Reste que, avec 139 SCPI différentes (dont 85 classiques), le choix est vaste pour un particulier. Pour faire le bon choix, trois points doivent être regardés. D'abord, la composition du parc immobilier : s'il est vieillissant, la SCPI devra le rénover, ce qui risque de peser sur sa rentabilité. Ensuite, la composition du patrimoine, qui doit être diversifiée au niveau géographique comme sectoriel. Les marchés immobilier d'habitation, de bureaux ou commerciaux ne suivent pas les mêmes cycles, et n'offrent pas la même rentabilité ni le même risque. Enfin, il faut vérifier la politique de « réserve », car les meilleures SCPI se constituent un « bas de laine » dans lequel puiser en cas de coup dur, comme en 2008 et 2009 afin de maintenir le niveau de revenus distribués. Un annuaire des SCPI, édité chaque année par l'IEIF, vous aidera à faire votre marché.

4 atouts des SCPI à la loupe

1 - Un faible ticket d'entrée pour investir dans de l'immobilier

Les SCPI ouvrent l'accès au marché immobilier pour un ticket d'entrée relativement minime. Selon les sociétés, le prix de la part coûte en général quelques centaines d'euros (voir graphique), ce qui permet une diversification de son patrimoine à moindre coût. « En général, l'investissement moyen oscille entre 20.000 et 30.000 euros, précise Daniel While, analyste à l'IEIF Avec une pareille somme, il est inenvisageable d'acheter un bien en direct, surtout sur le créneau des bureaux. »

Et comme il est possible d'acquérir des parts à crédit, les SCPI permettent de profiter du levier de l'endettement pour se constituer un patrimoine, avec une mise de départ encore plus faible. Cette stratégie est même conseillée, car les intérêts d'emprunt sont déductibles des revenus fonciers versés par la SCPI, ce qui permet d'optimiser fiscalement son investissement.

Reste qu'il faudra aller négocier un crédit immobilier avec son conseiller bancaire pour financer cet achat. Attention : comme les grands réseaux commercialisent leurs propres parts de SCPI, il est possible que votre banque rechigne à financer des produits concurrents. « Cela s'est vu, mais c'est moins vrai aujourd'hui », confie un conseiller en gestion de patrimoine. Dans ce cas, il ne faut pas hésiter à hausser le ton, ou à passer par un courtier en crédits immobiliers (ACE immobilier, Cafpi, Empruntis, Meilleurtaux...), qui pourra décrocher un emprunt à un taux souvent plus intéressant.

2 - Une diversification impossible à réaliser seul

Les SCPI de rendement sont classées selon différentes catégories : certaines n'investissent que dans les commerces, d'autres répartissent leurs investissements entre mètres carrés de bureaux, commerces et entrepôts.
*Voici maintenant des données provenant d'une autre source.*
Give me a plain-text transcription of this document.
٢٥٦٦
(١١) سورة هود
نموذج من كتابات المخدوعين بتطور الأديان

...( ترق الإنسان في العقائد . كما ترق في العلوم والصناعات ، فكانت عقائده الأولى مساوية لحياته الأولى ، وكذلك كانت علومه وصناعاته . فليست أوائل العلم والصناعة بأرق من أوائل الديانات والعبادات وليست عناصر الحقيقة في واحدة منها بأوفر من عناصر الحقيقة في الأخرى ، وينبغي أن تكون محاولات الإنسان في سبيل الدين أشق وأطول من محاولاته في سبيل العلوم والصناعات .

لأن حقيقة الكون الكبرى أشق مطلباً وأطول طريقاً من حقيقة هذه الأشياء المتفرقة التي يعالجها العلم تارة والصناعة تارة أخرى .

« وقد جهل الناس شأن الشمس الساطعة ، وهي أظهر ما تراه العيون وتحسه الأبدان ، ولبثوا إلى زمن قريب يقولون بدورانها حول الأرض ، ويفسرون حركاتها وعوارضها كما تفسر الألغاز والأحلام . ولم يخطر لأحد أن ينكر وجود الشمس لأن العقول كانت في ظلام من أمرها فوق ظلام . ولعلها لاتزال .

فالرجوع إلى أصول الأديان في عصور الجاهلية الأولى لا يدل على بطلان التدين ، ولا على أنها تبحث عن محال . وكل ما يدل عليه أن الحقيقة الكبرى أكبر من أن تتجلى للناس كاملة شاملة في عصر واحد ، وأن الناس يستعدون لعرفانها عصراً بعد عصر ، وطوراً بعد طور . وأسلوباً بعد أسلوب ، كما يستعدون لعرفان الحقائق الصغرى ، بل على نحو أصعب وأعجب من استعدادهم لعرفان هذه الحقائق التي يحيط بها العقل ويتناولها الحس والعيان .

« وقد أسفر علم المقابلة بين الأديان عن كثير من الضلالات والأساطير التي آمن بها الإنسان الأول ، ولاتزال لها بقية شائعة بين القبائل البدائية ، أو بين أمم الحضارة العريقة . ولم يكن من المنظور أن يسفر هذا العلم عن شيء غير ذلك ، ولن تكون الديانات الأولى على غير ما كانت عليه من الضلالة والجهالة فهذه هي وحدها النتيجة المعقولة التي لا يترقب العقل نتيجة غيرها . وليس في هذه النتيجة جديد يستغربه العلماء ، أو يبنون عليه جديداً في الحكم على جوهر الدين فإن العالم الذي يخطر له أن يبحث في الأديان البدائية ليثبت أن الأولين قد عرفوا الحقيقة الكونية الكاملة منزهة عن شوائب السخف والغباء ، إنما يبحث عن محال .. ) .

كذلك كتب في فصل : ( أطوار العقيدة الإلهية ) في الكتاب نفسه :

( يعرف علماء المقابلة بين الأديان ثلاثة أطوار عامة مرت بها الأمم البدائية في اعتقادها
Mais quelle que soit celle que vous choisissez, la diversification sera largement meilleure que lorsqu'on achète de l'immobilier en direct.

En effet, la plupart des sociétés choisissent à la fois des secteurs géographiques différents, en détenant des actifs à la fois en Île-de-France et dans différentes villes de province. Ce qui s'avère extrêmement précieux dans les périodes où les marchés n'évoluent pas tous dans le même sens.

Dans le même temps, les gérants optimisent leur diversification sectorielle. En louant leurs bureaux à des entreprises qui travaillent dans différents types d'activité. Cela évite de voir une partie du parc non louée si un secteur économique traverse une crise grave (informatique à la fin des années 1990, Net-économie au début des années 2000).

Avant d'acheter des parts de SCPI, il faut vérifier dans les documents légaux fournis la diversification des investissements. Une astuce : « Il faut regarder si un seul locataire ne représente pas plus de 10 % du montant total des loyers encaissés. Si tel est le cas, l'investissement sera plus risqué, car, en cas de défaut, le gestionnaire de la SCPI pourra difficilement maintenir le montant des revenus versés », conseille Michèle Séphons, PDG de Fiducial Gérance.

3 - Des revenus trimestriels stables et réguliers au fil des années

Contrairement à un investissement locatif classique, dont la rentabilité dépend de la solvabilité du locataire, acheter des parts de SCPI permet de se garantir un revenu régulier. « C'est même le principal atout de ce produit, qui a été pendant très longtemps souscrit par des retraités désireux de s'assurer un complément de pension sûr et stable dans le temps », rappelle Michèle Séphons, PDG de Fiducial Gérance.

Les sociétés encaissent les loyers tous les mois, et en reversent une quote-part à leurs associés chaque trimestre. La grande force de ce produit est que, malgré les évolutions du marché de la pierre, ce revenu reste globalement constant au fil des ans. La raison ? Les loyers évoluent à la hausse depuis des années, et en cas de coup dur ? une crise économique qui augmente les défauts de paiements des locataires par exemple ? la SCPI puise dans les réserves qu'elle se constitue au fil du temps pour garantir la stabilité des revenus. « D'où l'importance de s'assurer que la société de gestion pratique une politique de constitution régulière de réserves dans les bonnes années, cela lui permet, en cas de coup dur, de lisser les revenus qu'elle distribuera », ajoute Michèle Séphons.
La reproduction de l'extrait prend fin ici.